By: Steve Crom (CEO & Partner, Valeocon)

Are you working internationally, through teams in different countries and wondering why things are not going as you would like? Here are 5 tips for getting better results:

1. Be Firm On The What, Flexible On The How

While the goal is the same, the starting point, local conditions are very different; therefore, the problems to be solved will be different. Test the rationale and link between the goal to be achieved and problems selected; however, leave plenty of room for variations on how to get to the final goal.

2. Be Patient And Aware Of Your Own Bias

What has worked for you personally in the past, isn’t necessarily what is right in a different cultural context. Be humble, be curious. Explore the differences and separate exotic excuses from fundamental differences important to respect since you want in the end a sustainable solution owned locally.

3. Plan For Differences In Speed

Expect that the launch across four or more countries will three times as long as you think it should. Once launched, expect that the rate of visible progress will be dramatically different; however, what appears to be lack of progress to you may well be what it takes to achieve consensus or craft together an overall concept, essential in some cultures.

4. Do Not Micro-Manage

Be sure to enroll the local country and functional leaders at the start of the project by asking “what would you like out of this initiative?” With their personal commitment you will have a much better chance of getting the best people on the project, allocating sufficient time, money and getting active sponsorship for overcoming hurdles when they surface, and they will!

5. Carefully Charter Each Team

Insist that each team write down on one piece of paper the following for their project: the problem to be solved, the business objectives to be achieved, what is in and out of scope, the linkages to other projects or initiatives, the deliverables, approach and milestones, team sponsor, members and key stakeholders.

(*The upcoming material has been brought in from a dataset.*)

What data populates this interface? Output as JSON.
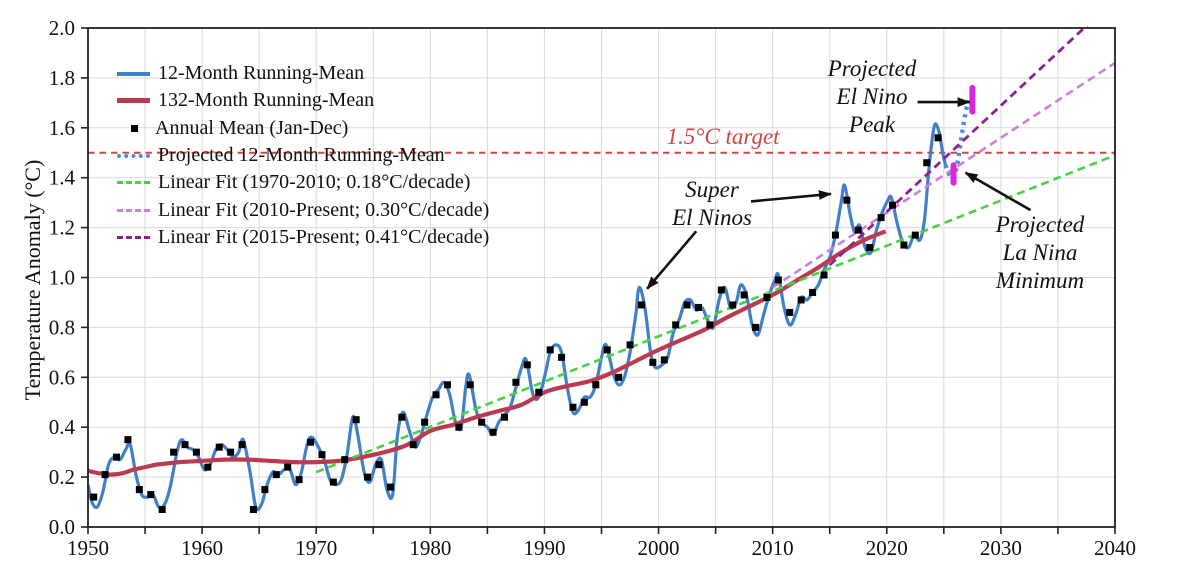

Cultural differences are a natural, normal, exciting and a fun aspect of working internationally once they are understood and appreciated. The fundamentals of effective collaboration in a team are universal: a common goal, accepted roles, agreed ways of working, open and regular communication within the team and with their stakeholders. It is the personal engagement and commitment of local country and functional leaders that is the biggest single ingredient for success.